VI. Пашка Рахлеев уходит в жизнь.
Быхаловские окна не раскрывались ни разу за все тридцать восемь лет. А как украли шубу у покойницы, вделал в окна железные плетенки Быхалов. Сквозь
За таким надежным укрытием от солнечных ветерков, обитали в плесенном кругу Быхаловских стен многообразные запахи: каждому своя щель, свой час. Запахи – плотные, медленные, как откормленные зарядские коты, старые жильцы, живут семейственно, не утесняя друг друга. Утрами струится по полу душный запашок сопревающего картофля, и острым холодком перебегает дорогу к носу керосин. Обеденного пришельца обдаст сверх того горячим дыханием кислого ржаного хлеба. А досидит пришлец до вечера, поласкает его внезапный и непонятный аромат: как бы женская толстая голая рука просунется незримо к носу и погладит нос. Это из-под кровати, – целая кипа там цветных дешевых мыл. И между ними, четырьмя, ворочается главный хозяин – гниловатый привкус мокрой соли и отсыревших, крашеных масляной зеленью стен.

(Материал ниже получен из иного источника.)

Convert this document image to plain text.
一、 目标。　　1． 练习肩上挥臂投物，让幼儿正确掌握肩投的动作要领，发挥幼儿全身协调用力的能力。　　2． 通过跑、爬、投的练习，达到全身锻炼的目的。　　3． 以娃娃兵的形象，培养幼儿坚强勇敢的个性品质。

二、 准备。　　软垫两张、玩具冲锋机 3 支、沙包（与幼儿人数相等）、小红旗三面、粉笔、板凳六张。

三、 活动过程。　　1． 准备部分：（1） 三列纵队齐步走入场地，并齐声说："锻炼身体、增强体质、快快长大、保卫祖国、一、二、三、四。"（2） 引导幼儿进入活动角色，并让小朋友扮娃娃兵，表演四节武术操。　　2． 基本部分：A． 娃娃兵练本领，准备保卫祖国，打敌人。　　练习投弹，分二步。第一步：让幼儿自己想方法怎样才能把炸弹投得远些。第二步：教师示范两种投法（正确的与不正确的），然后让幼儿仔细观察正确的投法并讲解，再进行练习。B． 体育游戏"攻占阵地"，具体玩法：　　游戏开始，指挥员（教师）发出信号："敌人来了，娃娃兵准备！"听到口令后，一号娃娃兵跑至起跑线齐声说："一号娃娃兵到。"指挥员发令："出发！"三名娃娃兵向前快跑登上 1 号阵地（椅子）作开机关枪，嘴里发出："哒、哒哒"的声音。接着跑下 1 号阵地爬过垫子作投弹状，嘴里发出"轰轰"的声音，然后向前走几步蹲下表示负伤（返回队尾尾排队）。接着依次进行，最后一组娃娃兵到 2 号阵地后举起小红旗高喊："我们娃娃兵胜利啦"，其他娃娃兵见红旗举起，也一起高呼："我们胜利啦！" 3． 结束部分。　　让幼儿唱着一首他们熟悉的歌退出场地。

Огромная печь разгородила надвое темную Быхаловскую щель. В правой половине притулилась приножьем к печке, спрятана за ситцевой занавеской хозяйская кровать. У стены стол, над столом поясной Никола. Сумрачно смотрит он из-за обсиженного мухами стекла на чадную перед собой лампаду. Тридцать восемь лет назад и моложе и веселей был, всякому своя старость; тогда не обманывали еще угодников керосиновыми смесями. А за киотом торчит высохшая вербочка. Облетели барашки, и уже не весенняя благостынька с веселой, шустрой речки, а розга-розгой, недоумков стегать.
Правая половина – молодцовская. В сыром углу, у выхода в лавку сбиты из старых ящиков коечки для Савельевых ребят. Легкие сны, приятные не зарождаются в таких углах. Карасьев, зарядский красавец, имел свое обитание на полатях, где и теплей и благодатней. Сюда пробирались порой на сочное ярославское тело отощавшие на сухожильном Зосиме Васильиче клопы.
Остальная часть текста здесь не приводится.